In a nutshell, we will see the following steps:
1. **Data Preparation**: Download and preprocess the mRNA degradation dataset
2. **Model Initialization**: Load the pre-trained OmniGenome model and set it up for token regression
3. **Training Implementation**: Fine-tune the model using our dataset and validate its performance
4. **Inference: Make Predictions**: Use the trained model to predict degradation rates on new sequences

Let's get started!

## 🚀 Step 1: Data Preparation

This first step is all about getting our data ready for analysis. It involves four key parts:
1. **Environment Setup**: Installing and importing the necessary libraries
2. **Configuration**: Defining all our important parameters in one place
3. **Data Acquisition**: Loading and preparing the mRNA degradation dataset
4. **Data Pipeline**: Creating an efficient pipeline to feed data to the model

### 1.1: Environment Setup

First, let's install the required Python packages. `omnigenbench` is our core library that provides state-of-the-art genomic foundation models and training utilities.

!pip install omnigenbench -U  # Install the latest version of omnigenbench

Next, we import the libraries we just installed. This gives us the tools for data processing, deep learning, and token-level regression modeling.
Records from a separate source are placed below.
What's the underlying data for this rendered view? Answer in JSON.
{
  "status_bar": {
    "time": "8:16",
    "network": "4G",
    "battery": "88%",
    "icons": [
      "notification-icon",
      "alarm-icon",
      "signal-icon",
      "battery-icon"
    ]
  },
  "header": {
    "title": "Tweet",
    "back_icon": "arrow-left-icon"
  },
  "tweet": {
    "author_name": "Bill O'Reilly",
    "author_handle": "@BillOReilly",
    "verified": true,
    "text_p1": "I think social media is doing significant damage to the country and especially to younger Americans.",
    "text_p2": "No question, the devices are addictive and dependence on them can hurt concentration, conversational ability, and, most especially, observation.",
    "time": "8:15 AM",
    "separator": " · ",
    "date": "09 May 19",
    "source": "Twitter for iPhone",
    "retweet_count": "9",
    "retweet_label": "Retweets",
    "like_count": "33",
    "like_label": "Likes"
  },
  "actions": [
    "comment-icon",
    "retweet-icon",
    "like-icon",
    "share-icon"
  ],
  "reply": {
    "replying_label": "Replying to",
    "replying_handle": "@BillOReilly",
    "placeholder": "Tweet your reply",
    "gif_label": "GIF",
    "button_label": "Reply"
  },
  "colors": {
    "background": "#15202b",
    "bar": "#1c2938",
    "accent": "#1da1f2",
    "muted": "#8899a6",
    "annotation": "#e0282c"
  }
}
A key part of this setup is determining the best available hardware for training. Our script will automatically prioritize a **CUDA-enabled GPU** if one is available, as this can accelerate training by 10-100x compared to a CPU.

### 1.2: Import Required Libraries

In [None]:
import os
import torch
import numpy as np

from omnigenbench import (
    RegressionMetric,
    AccelerateTrainer,
    ModelHub,
    OmniTokenizer,
    OmniDatasetForTokenRegression,
    OmniModelForTokenRegression,
)

### 1.3: Global Configuration

To make our tutorial easy to modify and understand, we'll centralize all important parameters in this section. This is a best practice in software development that makes experiments more reproducible.

#### Key Parameters
- **Dataset**: We define the dataset name for automatic downloading from our curated collection
- **Model**: We select which pre-trained OmniGenome model to use. For this tutorial, we'll use `OmniGenome-52M` because it's efficient and perfect for learning

This centralized approach allows you to easily experiment with different settings without hunting through the code.

In [None]:
model_name_or_path = "yangheng/OmniGenome-52M"
dataset_name = "mrna_degradation"

### 1.4: Data Acquisition and Loading

With our environment configured, it's time to load the mRNA degradation dataset. The enhanced OmniDataset framework automates this process by:
1. **Automatic downloading** from our curated dataset collection
2. **Processing sequences** with proper tokenization for token-level regression
3. **Handling multi-target labels** for the three degradation measurements
4. **Creating efficient data pipelines** ready for training

This ensures we have properly formatted data with train/validation/test splits ready for the next stage.

In [None]:
# Model and Tokenizer initialization
tokenizer = OmniTokenizer.from_pretrained(model_name_or_path)
print(f"✅ Tokenizer loaded: {model_name_or_path}")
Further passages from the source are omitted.